鎌倉 人物風土記
公開日:2026.06.12
今年の鎌倉納涼うちわをデザインした日本画家 磯部 光太郎さん 鎌倉市在住 56歳
愛する自然を描く
○…「鎌倉は憧れのまち」。学生時代に何度も遊びに訪れた。「夜にはフクロウが鳴く。海があり、富士山が大きく見える」。結婚を機に鎌倉に移住して以来、愛する自然に囲まれた生活を堪能している。日本画家として、主に草花や昆虫、蛙などを描き、自然の中に息づく小さな世界を日本画で表現している。

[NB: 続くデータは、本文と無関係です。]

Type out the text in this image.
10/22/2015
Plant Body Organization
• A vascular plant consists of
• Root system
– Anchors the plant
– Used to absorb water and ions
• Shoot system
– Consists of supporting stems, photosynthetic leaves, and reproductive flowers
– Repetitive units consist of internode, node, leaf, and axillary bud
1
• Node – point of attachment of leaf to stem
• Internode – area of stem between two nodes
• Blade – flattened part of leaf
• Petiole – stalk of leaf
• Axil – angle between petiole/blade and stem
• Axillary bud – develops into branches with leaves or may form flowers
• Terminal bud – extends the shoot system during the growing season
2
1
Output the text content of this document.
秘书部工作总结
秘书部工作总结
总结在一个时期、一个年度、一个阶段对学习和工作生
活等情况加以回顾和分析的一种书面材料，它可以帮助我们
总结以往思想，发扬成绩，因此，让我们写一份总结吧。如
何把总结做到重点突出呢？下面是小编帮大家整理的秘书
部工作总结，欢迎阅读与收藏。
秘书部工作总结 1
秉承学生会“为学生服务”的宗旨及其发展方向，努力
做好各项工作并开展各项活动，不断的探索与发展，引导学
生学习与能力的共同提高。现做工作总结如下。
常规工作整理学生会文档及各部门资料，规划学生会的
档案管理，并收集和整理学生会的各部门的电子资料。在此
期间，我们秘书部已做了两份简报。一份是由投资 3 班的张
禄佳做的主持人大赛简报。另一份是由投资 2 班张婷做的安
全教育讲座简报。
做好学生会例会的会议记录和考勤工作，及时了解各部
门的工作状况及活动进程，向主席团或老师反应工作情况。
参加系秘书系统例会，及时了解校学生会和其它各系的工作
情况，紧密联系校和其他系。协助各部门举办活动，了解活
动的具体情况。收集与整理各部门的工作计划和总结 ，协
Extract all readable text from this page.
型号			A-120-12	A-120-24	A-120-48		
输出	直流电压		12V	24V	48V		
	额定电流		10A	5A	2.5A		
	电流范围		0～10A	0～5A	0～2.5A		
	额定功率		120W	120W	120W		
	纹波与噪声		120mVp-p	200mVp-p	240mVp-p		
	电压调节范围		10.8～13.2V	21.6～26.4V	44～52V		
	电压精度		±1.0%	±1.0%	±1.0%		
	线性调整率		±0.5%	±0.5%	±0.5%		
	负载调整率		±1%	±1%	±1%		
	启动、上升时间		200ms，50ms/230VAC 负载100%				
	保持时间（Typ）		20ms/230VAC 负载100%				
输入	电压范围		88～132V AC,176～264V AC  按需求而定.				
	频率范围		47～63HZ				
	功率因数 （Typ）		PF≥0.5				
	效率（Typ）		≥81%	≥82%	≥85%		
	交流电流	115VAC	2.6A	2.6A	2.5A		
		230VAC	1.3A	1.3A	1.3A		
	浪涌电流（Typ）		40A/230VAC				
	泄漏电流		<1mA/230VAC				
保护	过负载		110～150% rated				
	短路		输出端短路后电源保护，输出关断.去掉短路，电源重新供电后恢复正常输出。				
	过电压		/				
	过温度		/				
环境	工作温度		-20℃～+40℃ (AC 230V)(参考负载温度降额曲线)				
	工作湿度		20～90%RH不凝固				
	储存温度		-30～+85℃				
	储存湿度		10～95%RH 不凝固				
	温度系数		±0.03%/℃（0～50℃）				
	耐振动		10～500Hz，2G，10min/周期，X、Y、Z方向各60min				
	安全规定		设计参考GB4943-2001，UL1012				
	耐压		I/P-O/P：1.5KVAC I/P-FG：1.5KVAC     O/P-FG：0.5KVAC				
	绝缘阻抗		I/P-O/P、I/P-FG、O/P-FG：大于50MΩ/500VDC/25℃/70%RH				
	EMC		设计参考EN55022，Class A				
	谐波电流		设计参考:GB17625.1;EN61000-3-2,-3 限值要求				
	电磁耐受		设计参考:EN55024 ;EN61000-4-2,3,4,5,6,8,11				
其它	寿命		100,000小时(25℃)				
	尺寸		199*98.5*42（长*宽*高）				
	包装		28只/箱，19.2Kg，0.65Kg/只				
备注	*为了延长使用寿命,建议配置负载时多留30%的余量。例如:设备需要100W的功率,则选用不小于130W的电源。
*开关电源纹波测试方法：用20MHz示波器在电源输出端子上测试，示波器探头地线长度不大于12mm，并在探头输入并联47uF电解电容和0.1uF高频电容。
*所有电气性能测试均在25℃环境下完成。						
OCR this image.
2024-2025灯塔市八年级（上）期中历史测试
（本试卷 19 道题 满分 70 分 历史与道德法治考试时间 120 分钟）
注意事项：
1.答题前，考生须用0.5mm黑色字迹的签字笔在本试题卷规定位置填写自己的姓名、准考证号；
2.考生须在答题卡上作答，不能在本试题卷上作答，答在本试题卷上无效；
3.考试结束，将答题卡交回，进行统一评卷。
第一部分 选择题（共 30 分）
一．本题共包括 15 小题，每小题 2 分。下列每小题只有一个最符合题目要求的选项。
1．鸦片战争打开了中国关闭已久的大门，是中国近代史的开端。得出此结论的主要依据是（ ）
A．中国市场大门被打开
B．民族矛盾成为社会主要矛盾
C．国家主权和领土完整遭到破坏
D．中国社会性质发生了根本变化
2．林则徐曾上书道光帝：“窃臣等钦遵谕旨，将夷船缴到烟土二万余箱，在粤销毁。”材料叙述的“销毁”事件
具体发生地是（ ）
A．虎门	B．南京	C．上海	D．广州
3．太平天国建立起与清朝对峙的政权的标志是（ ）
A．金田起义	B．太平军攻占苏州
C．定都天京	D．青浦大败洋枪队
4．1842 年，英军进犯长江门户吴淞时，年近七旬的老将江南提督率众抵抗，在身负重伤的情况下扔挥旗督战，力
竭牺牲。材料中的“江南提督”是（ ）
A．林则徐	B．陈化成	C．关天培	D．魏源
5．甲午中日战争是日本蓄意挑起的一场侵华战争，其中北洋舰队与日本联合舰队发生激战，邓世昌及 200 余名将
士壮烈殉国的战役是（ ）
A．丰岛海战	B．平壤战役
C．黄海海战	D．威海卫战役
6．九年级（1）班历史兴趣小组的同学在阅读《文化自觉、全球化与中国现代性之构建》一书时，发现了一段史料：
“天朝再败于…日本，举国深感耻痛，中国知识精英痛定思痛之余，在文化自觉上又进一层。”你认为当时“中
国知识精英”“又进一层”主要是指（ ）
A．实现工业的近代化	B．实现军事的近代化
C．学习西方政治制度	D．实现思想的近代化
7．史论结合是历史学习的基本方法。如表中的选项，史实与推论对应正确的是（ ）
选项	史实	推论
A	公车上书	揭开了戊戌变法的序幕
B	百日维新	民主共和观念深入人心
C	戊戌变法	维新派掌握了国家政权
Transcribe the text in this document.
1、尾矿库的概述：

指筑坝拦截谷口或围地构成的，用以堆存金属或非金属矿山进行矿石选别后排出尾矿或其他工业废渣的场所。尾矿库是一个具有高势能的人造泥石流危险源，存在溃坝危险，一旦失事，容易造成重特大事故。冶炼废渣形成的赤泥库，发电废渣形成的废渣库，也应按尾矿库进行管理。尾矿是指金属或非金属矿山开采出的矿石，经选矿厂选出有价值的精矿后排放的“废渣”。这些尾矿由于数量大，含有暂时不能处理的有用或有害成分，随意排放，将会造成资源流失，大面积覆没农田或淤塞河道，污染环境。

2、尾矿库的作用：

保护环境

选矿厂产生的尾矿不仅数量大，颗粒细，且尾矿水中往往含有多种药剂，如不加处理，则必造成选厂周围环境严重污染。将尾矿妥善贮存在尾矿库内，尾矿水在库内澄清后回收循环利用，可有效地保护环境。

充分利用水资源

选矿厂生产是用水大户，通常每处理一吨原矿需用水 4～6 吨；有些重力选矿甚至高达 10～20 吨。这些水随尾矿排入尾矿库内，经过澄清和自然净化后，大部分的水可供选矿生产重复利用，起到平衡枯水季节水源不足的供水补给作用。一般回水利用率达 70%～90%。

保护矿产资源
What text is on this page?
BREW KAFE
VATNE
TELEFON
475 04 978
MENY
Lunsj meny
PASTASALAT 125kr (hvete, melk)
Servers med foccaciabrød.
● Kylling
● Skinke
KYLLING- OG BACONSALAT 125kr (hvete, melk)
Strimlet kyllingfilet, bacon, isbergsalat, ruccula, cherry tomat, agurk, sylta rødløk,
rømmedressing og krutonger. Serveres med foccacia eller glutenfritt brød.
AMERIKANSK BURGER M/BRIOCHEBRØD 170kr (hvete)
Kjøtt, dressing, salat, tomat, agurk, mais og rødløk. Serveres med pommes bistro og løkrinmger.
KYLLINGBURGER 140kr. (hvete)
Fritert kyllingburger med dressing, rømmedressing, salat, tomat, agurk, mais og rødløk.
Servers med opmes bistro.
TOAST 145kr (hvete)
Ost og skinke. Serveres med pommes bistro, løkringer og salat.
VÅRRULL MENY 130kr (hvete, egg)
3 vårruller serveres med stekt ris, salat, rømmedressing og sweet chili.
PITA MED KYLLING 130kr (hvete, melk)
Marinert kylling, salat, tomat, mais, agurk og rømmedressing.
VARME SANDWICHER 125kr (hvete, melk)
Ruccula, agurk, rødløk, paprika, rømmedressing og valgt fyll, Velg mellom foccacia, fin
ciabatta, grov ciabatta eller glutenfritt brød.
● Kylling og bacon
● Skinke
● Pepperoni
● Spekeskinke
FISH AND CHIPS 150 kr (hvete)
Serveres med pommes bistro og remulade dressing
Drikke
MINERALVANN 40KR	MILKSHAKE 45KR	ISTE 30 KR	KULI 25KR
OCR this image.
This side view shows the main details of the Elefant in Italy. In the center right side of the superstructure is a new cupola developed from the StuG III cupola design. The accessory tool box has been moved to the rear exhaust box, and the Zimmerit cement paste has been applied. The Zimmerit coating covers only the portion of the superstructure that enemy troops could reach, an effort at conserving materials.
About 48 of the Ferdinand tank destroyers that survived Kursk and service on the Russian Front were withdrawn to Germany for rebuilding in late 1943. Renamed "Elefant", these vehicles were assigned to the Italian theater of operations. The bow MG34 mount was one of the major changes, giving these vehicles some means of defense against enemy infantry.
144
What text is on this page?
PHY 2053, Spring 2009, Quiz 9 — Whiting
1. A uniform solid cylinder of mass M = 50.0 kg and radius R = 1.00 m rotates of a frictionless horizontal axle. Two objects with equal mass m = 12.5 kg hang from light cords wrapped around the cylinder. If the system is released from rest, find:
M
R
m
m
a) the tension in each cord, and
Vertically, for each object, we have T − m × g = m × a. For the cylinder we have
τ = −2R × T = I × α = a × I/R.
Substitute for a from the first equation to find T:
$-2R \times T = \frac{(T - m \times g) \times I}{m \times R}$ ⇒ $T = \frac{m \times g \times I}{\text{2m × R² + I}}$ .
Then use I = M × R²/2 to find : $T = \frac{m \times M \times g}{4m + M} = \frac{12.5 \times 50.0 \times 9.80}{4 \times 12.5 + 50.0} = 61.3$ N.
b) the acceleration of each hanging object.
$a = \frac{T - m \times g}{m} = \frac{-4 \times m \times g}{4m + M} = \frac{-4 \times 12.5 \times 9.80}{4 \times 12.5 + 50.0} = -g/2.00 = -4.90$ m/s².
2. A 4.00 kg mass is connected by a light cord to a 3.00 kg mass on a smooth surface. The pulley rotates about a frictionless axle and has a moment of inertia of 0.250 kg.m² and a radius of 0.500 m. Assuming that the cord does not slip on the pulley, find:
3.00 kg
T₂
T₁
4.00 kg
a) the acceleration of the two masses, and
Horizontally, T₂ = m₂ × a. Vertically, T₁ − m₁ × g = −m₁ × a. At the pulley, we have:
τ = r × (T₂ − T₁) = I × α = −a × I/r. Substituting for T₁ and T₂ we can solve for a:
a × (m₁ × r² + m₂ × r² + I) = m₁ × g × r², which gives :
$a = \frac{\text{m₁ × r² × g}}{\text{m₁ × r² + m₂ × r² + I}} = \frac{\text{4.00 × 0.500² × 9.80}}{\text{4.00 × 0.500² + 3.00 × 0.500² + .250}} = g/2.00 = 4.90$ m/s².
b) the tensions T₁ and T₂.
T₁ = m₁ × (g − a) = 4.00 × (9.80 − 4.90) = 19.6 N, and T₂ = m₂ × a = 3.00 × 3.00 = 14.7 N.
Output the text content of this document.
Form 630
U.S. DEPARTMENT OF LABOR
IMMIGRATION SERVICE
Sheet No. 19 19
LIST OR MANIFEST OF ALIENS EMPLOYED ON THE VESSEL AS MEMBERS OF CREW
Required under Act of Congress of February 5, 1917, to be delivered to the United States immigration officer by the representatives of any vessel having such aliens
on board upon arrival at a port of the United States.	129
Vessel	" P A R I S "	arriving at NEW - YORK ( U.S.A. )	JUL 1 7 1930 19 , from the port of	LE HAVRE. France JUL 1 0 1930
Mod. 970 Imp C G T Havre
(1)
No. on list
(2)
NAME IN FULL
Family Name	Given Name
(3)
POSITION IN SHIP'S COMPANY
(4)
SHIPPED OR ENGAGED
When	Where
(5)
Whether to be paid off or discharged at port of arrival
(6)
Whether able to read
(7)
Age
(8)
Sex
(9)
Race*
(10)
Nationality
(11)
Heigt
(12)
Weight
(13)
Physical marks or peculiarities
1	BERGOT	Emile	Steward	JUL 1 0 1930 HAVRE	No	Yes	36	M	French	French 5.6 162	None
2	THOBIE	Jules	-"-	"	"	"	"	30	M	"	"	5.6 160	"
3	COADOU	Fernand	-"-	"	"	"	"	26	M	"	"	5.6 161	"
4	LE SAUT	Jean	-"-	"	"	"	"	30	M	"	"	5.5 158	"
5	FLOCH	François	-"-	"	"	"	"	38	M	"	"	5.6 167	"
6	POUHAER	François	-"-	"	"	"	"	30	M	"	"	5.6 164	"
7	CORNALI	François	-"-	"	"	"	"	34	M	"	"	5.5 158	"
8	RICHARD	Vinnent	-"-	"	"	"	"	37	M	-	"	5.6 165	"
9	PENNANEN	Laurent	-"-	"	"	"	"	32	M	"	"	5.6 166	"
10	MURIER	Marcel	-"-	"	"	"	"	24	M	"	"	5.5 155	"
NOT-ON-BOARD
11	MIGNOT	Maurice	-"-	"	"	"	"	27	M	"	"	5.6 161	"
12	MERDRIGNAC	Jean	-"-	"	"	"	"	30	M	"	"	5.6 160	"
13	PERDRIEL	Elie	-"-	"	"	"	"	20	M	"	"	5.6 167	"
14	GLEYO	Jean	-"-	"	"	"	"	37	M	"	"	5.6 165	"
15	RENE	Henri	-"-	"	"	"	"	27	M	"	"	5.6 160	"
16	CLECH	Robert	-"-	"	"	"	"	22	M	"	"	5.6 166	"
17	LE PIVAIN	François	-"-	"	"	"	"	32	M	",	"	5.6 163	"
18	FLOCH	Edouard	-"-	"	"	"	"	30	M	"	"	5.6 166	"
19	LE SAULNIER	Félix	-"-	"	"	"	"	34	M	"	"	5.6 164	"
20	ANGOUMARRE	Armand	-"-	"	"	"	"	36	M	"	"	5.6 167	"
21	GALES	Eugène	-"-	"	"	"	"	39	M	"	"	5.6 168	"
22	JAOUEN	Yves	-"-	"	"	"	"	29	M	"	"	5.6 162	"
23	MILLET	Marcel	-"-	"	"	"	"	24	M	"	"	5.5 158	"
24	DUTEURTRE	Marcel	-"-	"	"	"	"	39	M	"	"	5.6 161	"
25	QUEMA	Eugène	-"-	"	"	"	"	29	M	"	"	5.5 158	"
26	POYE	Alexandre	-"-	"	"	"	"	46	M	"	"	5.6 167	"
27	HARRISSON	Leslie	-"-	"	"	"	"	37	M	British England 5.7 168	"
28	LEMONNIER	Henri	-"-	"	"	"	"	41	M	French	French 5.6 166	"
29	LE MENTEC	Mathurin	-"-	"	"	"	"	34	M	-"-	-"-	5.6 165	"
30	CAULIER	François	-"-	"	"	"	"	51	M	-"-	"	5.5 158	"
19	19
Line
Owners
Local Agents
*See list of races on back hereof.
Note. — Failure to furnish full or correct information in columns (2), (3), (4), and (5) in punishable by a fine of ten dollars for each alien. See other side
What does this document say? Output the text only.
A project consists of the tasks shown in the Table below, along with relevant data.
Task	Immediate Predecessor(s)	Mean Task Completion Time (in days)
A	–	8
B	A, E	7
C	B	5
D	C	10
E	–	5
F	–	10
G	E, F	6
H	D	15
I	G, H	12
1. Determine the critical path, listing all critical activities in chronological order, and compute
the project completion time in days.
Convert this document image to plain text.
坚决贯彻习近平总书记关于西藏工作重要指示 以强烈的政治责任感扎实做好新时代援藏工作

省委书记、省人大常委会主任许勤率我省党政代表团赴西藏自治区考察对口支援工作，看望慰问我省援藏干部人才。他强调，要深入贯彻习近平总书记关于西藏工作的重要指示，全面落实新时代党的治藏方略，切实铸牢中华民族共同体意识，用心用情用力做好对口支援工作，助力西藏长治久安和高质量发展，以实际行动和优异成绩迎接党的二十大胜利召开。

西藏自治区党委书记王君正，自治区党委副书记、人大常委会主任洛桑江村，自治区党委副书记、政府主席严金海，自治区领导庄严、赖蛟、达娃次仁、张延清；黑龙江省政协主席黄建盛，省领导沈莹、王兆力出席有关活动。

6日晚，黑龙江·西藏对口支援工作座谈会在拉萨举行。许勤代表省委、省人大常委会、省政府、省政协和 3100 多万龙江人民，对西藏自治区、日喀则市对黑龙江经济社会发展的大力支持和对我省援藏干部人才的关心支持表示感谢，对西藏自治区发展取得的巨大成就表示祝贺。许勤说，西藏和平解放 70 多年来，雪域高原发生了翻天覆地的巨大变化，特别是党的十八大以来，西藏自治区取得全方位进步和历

○…東京都練馬区出身。友禅染めの着物屋に生まれ、幼少の頃から、わら半紙に自由に絵を描いていた。釣りや虫取りに熱中し、自然に触れるのが大好きだった。「まさか虫を描く画家になるとは」と苦笑い。高校の美術教諭の影響を受け、「美大に行こう」と決意。2年の浪人を経て東京藝術大学に進学、卒業後そのまま画家として活動を始めた。歳を重ねても自然を愛する気持ちは変わらず、自宅の庭には季節の草花が咲き誇り、休日にはキャンプやビーチコーミングに出かける。大人になってから魅力を知ったのはドライブ。30代で友人から譲り受けた車は自身と同い年、1970年製造のレトロな愛車と一緒にまちを巡る。
○…日本画の特徴は画材にある。岩絵具という天然の鉱石や人工石を砕き、粒子状にした伝統的な絵の具を使用する。粒子の粗さによって15段階ほどに分かれ、膠(にかわ)と呼ばれる天然の接着剤と水と混ぜる。「作家によってピタッと合う色がある。原始的でおもしろい」。水彩絵の具と違い、一定の色を作るのが困難なため、「オートマ車とマニュアル車」と表現する。
○…長く絵と向き合うなか、最近になり「昔の人の絵と会話できるような感覚」がある。筆の使い方、絵の具の色加減、込められた思い、さまざまなものが絵から感じられるという。「これも絵の奥深さ」と笑顔だ。